7-Day Preparation Plan for the Data Engineer Hiring Challenge
| Day | Focus | Quick Task |
|---|---|---|
| 1 | 🏗️ Databricks Architecture | Create a parameterized notebook. Understand DAG & Lazy Evaluation. |
| 2 | 🔄 Delta Lake | Practice Time Travel, Vacuum, and Z-Ordering. Use mergeSchema. |
| 3 | 🐍 PySpark | Fix data skew with salting. Master broadcast joins & window functions. |
| 4 | ⚡ Performance Tuning | Debug a slow Spark job. Optimize partitioning. Cut cloud costs. |
| 5 | 🧠 SQL | Solve 5 advanced problems with RANK, LAG, and LEAD. Revise SCD Type 2. |
| 6 | 🚀 CI/CD & Ops | Set up a Databricks CI/CD pipeline on Azure DevOps. Practice incident response. |
| 7 | 🤖 AI + Mock Prep | Learn how RAG uses vector data. Run a full mock interview. |
What 4–8 Years of Data Engineering Experience Looks Like
| Area | What You’ve Probably Done |
|---|---|
| 🏗️ Built | At least 2–3 complete data pipelines from scratch |
| 🔥 Fixed | A production outage at 2 AM. Maybe multiple. |
| ⚡ Optimized | Cut cloud costs by 30%+ with smarter Spark tuning |
| 👨🏫 Mentored | Helped at least 1–2 juniors grow into confident engineers |
| 🗣️ Translated | Explained complex data stuff to non-tech stakeholders |
| 🚀 Shipped | Code that actually reached millions of users |
| 💥 Broke (then fixed) | Something important. And learned forever. |
| 🤖 Experimented | With AI/ML integrations (even if just POCs) |
❌5 Mistakes to Avoid in a Data Engineer Hiring Challenge
- Only talk code → Also explain why you built it that way
- Ignore production → Share how you fixed real outages
- Superficial Spark → Know Databricks deeply (Unity Catalog, clusters)

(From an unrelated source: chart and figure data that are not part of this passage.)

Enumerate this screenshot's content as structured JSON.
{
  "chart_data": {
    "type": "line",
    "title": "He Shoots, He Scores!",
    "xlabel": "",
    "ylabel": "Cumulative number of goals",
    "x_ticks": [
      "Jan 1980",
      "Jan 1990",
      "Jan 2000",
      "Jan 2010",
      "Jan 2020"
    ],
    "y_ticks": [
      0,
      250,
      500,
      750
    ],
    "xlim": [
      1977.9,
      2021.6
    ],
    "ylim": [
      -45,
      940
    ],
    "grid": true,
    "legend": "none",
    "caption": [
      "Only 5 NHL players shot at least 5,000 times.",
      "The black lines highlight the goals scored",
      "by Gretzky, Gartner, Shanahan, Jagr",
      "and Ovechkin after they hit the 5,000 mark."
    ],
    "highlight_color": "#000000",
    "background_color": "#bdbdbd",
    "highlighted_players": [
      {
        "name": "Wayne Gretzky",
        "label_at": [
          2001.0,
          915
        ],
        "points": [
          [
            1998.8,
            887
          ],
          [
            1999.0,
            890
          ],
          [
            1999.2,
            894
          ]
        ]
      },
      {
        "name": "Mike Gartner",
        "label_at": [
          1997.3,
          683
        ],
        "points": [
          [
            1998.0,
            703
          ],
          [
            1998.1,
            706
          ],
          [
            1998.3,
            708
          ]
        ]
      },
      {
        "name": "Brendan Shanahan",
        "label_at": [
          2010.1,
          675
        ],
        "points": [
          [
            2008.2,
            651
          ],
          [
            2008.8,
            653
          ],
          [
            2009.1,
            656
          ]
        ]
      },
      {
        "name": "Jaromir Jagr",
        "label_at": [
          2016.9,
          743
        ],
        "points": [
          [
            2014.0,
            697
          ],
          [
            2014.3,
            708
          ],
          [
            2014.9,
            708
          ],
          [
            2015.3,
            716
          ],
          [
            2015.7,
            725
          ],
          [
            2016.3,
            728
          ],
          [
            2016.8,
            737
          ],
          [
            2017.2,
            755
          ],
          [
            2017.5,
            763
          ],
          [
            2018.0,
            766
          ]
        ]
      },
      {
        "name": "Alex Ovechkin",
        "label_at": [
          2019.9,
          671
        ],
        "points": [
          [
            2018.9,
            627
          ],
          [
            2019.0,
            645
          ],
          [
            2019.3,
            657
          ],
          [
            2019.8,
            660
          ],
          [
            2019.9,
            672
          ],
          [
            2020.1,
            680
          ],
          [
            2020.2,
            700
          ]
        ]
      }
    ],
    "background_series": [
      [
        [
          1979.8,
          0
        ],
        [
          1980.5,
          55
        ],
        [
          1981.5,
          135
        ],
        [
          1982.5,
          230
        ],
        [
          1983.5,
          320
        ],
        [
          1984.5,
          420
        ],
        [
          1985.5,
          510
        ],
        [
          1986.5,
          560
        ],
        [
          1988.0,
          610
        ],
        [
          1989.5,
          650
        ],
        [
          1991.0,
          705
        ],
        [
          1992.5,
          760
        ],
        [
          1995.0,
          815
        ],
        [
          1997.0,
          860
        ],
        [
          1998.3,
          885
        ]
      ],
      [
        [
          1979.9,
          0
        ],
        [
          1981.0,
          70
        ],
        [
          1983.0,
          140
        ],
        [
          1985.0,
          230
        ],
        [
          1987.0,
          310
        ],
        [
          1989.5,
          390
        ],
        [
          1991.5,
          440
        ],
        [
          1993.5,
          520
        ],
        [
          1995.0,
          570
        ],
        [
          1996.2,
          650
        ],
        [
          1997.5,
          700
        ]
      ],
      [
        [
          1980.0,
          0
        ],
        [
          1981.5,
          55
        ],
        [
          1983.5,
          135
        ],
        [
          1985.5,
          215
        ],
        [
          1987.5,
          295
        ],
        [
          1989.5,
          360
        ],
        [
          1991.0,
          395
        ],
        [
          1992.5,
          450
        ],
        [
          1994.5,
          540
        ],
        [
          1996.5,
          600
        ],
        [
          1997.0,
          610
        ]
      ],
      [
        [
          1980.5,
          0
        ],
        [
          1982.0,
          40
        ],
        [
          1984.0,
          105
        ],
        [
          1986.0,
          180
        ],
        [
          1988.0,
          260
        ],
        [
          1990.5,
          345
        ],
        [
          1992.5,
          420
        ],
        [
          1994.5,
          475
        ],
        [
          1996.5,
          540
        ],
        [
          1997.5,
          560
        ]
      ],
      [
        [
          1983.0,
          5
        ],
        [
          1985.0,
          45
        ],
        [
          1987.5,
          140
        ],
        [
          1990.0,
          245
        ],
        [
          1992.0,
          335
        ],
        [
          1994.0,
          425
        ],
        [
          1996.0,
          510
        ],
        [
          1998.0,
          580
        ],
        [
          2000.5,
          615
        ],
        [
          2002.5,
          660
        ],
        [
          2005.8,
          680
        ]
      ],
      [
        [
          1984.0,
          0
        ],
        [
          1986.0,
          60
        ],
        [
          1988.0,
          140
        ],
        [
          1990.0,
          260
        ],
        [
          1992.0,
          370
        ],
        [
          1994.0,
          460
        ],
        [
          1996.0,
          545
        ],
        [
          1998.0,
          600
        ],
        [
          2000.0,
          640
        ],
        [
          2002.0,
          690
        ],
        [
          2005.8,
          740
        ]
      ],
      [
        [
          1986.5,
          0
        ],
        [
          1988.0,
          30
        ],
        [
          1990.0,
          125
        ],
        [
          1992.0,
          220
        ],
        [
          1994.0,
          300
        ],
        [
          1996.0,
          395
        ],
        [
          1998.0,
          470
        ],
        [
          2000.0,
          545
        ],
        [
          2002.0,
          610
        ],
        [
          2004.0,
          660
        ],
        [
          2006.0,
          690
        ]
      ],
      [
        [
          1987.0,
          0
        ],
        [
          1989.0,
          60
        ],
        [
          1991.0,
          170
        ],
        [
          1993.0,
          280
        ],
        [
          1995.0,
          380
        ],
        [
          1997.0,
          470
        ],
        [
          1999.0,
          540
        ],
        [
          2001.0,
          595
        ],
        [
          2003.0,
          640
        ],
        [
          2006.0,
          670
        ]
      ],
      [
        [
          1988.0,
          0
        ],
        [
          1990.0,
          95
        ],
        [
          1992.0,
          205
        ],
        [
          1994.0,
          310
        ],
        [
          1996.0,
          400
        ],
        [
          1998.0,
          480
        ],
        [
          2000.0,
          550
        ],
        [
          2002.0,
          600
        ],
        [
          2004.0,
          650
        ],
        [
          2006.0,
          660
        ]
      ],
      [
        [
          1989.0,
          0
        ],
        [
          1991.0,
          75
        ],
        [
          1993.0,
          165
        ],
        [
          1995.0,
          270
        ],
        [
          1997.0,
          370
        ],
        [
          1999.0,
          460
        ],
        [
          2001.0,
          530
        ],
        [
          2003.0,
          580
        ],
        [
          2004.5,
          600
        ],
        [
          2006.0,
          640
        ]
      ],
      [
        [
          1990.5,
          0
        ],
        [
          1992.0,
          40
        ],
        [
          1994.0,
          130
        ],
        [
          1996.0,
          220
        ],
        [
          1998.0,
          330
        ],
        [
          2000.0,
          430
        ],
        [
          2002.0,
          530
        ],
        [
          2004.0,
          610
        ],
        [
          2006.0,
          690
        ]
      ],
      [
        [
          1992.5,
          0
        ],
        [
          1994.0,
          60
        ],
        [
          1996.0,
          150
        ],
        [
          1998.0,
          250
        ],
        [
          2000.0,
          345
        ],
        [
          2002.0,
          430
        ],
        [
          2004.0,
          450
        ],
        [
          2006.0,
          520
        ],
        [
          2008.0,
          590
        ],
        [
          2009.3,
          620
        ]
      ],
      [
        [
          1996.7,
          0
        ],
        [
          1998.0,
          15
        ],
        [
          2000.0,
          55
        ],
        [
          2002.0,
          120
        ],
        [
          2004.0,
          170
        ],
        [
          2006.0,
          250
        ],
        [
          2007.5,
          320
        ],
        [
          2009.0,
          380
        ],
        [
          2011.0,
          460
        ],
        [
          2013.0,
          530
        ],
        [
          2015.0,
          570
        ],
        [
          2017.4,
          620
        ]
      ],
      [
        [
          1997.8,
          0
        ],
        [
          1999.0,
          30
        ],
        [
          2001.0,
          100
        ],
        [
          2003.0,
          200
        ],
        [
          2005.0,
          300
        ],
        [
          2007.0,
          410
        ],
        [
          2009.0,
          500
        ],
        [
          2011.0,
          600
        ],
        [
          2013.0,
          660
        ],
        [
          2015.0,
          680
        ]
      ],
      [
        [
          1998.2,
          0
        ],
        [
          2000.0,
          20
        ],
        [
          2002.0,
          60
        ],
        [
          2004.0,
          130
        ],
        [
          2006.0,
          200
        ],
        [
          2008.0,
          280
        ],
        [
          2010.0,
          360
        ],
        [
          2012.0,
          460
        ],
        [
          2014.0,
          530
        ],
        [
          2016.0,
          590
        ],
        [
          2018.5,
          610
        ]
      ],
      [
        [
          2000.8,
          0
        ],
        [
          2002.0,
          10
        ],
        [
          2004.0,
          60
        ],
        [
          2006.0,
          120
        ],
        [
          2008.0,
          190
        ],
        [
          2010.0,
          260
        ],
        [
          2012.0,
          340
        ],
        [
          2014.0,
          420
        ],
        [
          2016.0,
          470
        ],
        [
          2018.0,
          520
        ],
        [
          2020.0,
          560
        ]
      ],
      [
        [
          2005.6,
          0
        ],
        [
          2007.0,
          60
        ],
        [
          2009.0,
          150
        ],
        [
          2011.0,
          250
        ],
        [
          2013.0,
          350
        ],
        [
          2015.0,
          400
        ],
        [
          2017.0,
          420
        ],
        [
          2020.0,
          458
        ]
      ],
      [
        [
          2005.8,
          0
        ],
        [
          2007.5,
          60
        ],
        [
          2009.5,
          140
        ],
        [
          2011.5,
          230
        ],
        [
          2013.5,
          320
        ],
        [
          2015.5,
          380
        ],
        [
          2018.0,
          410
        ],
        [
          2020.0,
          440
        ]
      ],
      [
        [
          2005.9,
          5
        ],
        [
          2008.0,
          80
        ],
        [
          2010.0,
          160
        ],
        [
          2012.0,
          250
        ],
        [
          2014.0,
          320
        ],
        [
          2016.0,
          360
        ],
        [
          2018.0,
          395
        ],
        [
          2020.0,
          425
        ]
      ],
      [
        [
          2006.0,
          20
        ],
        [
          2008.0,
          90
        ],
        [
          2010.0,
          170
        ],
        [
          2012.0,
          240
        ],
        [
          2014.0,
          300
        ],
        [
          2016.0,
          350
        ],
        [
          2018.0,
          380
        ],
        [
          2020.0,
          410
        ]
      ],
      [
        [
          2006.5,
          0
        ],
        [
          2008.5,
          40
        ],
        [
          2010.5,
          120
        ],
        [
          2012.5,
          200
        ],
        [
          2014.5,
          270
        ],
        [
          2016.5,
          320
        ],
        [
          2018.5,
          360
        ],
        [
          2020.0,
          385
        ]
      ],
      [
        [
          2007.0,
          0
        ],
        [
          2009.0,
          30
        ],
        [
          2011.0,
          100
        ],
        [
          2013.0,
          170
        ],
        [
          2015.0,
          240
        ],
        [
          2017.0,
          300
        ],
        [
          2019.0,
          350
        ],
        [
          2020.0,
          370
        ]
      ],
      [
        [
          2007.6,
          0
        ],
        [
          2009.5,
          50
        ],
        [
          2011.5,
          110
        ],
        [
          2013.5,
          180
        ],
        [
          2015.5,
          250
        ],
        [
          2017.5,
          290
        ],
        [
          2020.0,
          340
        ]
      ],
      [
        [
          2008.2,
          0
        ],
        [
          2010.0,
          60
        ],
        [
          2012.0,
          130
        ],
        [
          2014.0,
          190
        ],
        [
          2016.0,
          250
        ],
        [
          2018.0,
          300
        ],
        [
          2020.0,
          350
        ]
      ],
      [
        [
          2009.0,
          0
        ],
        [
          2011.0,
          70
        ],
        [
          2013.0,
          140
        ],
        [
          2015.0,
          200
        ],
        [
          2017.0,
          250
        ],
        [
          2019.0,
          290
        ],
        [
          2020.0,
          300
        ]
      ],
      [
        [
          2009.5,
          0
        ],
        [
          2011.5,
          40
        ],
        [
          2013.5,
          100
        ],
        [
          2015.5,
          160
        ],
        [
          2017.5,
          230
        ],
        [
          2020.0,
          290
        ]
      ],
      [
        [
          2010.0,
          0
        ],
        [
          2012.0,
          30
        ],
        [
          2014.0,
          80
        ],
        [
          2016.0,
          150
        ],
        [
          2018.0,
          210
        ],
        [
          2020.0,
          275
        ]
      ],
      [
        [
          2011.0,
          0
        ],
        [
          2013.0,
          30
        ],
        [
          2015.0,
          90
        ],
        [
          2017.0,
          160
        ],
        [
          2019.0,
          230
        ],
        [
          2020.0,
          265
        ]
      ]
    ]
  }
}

- Vague stories → Use STAR: Situation, Task, Action, Result
- Skip AI → Learn basics like RAG (takes 10 mins)
Data Engineer Hiring Challenge – FAQs
Q: Is the participation really confidential?
A: Yes, Warrous has marked this challenge as confidential. Your current employer will not be notified of your participation [citation:0].
Q: What is the duration of the challenge?
A: The first round is a 2-hour assessment. The second round is a project-based assessment, the duration of which is typically flexible but requires deep focus [citation:0].
Q: Do I need to know AI/ML to apply?
A: While the core job is data engineering, knowledge of AI Integration and RAG is listed as a “preferred” skill. Understanding how to structure data for AI models will give you a significant edge [citation:0].
Register: Warrous Senior Data Engineer Challenge
How to Register
Final Advice: Think Like a Lead
As you prepare, shift your mindset from “coder” to “Team Lead.” Warrous is not just looking for someone who can write PySpark; they are looking for someone who can architect scalable solutions, guide a team, and ensure business sustainability [citation:0]. In the project round, focus on maintainability, reusability (UDFs, parameterized notebooks), and robustness.
Good luck! Transform this challenge into your next big career breakthrough.